Network security and analysis typically uses a variety of discrete network analysis applications to capture, track, and analyze network packet data to protect networks from malicious attacks. Typical network capture applications, which can also be used in applications outside of network security, have limited resources, resulting in a decreased capacity to work in tandem and subsequently provide network administrators the ability to perform multiple analyses in real-time on the same packet flow.
For instance, a packet capture application typically has only enough resources to capture the packets, write all packets to a disk, and apply a light index to allow retrieval of the packets designated by their 5-tuple (a set of five different values comprising a TCP/IP connection, including destination and source IP addresses and port numbers, as well as the particular protocol (for example, TCP or UDP) used by the transmission), which is dictated by a third-party application. Similarly, a flow capture application has only enough resources to inspect the packets and store a flow record of the 5-tuple and any number of additional flow attributes. These resource constraints prevent multiple disparate applications from working on packet flows in a collective manner.

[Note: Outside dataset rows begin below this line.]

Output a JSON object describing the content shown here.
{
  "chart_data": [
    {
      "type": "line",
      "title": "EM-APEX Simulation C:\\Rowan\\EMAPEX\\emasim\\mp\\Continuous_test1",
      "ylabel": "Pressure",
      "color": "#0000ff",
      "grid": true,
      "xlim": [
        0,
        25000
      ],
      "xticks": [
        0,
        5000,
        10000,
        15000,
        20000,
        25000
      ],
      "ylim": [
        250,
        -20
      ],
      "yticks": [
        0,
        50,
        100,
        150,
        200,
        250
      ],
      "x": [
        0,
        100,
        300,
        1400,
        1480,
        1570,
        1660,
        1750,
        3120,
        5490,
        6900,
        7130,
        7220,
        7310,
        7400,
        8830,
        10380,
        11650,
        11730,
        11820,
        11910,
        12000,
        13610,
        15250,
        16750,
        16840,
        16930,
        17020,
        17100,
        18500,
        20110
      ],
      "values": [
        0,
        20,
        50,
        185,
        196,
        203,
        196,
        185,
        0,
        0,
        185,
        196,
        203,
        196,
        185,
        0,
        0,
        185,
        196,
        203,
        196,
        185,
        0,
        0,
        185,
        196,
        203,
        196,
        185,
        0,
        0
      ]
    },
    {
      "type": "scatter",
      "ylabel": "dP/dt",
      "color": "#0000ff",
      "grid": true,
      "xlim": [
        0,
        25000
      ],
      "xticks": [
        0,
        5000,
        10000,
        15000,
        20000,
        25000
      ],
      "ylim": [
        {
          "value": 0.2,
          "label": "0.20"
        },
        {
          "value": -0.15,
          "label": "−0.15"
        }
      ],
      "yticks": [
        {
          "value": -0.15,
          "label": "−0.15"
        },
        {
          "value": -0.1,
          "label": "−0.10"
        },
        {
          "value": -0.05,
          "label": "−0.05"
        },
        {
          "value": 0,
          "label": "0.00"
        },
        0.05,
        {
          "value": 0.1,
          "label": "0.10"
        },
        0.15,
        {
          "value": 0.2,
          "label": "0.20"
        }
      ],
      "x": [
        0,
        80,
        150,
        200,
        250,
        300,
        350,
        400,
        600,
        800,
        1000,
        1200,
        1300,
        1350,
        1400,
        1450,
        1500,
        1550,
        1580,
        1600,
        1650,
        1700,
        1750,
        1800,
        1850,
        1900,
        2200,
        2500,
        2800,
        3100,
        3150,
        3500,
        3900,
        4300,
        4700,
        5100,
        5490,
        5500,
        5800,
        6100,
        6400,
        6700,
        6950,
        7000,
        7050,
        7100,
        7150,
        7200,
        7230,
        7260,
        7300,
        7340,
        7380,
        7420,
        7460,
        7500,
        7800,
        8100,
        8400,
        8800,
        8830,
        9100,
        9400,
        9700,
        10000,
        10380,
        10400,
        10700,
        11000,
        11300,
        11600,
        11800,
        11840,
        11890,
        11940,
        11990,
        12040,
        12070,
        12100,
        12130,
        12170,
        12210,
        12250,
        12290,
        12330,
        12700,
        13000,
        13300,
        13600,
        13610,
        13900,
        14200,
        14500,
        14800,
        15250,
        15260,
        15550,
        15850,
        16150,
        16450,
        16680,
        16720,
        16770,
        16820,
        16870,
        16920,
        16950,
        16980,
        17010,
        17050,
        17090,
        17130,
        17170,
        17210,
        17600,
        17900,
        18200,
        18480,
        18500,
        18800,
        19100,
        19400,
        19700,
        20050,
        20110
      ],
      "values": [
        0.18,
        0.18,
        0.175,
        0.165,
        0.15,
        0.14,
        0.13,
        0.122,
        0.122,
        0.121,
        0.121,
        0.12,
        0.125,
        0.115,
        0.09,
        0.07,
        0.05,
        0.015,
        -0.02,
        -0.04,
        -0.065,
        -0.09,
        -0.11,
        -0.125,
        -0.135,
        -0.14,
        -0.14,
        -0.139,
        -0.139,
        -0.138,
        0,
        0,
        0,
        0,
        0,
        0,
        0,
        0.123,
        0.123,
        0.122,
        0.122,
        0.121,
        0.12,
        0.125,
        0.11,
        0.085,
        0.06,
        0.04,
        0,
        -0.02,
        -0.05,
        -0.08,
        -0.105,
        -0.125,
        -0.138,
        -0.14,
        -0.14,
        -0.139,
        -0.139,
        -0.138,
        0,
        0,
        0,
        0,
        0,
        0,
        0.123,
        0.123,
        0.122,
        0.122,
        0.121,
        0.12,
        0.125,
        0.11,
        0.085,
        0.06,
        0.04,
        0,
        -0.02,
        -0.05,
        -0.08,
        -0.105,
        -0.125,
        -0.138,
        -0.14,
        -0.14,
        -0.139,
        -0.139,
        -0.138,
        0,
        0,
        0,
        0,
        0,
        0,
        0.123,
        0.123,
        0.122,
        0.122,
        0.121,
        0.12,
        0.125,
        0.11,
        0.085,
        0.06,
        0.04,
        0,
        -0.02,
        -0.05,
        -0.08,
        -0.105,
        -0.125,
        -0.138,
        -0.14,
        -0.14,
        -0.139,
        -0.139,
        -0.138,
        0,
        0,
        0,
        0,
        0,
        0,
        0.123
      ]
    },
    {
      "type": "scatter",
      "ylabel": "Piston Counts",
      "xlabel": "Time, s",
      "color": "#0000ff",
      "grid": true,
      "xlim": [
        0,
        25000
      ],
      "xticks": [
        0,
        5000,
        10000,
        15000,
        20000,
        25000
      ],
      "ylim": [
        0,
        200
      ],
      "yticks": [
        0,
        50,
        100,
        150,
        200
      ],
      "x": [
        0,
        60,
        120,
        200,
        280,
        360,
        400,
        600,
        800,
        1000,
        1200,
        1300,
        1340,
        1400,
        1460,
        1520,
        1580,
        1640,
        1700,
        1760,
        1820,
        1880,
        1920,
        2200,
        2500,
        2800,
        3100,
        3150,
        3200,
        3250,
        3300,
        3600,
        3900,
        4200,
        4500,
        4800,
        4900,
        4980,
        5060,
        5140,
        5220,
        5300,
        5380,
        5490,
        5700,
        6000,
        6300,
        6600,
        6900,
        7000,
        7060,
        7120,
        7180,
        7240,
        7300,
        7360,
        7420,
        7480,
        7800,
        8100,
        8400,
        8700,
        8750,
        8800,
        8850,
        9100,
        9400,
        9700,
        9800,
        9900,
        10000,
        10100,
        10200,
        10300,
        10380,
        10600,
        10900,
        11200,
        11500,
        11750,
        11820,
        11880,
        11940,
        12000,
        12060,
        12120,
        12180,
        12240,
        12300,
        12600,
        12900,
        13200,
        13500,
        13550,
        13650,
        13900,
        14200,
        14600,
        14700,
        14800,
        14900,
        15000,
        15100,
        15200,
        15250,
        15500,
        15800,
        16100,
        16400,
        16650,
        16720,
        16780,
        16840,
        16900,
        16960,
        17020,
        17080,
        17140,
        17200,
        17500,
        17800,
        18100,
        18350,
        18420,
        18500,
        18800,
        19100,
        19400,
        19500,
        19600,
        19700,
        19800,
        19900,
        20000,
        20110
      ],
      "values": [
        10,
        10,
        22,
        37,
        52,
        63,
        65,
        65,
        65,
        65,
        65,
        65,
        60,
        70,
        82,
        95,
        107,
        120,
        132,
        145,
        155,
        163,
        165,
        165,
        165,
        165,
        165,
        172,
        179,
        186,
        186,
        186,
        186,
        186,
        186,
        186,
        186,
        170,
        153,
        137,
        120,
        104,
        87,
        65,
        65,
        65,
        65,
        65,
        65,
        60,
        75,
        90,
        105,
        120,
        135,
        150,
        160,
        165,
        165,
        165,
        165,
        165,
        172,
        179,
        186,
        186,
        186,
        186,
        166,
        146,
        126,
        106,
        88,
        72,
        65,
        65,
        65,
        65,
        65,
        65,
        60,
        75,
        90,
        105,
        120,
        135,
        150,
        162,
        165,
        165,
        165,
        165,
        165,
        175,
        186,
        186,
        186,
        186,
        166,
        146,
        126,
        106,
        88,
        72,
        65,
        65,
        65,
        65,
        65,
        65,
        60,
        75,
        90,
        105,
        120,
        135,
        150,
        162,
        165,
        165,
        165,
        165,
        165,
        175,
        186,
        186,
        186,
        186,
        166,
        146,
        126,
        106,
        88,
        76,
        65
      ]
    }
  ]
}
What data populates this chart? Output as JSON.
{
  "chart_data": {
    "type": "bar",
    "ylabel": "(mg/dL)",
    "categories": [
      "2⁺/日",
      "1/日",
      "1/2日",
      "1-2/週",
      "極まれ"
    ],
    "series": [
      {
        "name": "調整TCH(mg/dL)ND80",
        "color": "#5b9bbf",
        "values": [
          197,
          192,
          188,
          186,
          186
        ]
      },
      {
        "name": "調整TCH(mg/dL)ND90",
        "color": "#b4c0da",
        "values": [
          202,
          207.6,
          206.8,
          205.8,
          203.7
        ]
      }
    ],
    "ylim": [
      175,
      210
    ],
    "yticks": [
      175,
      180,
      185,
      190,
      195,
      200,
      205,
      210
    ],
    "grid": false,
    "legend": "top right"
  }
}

Capture applications are required to inspect packets in real-time for security purposes. In many cases, disparate capture applications inspect the same packet flow, but due to slight differences in packet timing, packet collections cannot be assimilated. Packet timing differs because the capture arrival rates are different from the time the local hardware or software applies a timestamp. Because the timing is different, it is impossible to have 100% accuracy in determining consistent flow identification. A packet flow cannot be uniquely identified by its 5-tuple and timing when packet traffic density may be in the hundreds of thousands of flows per second.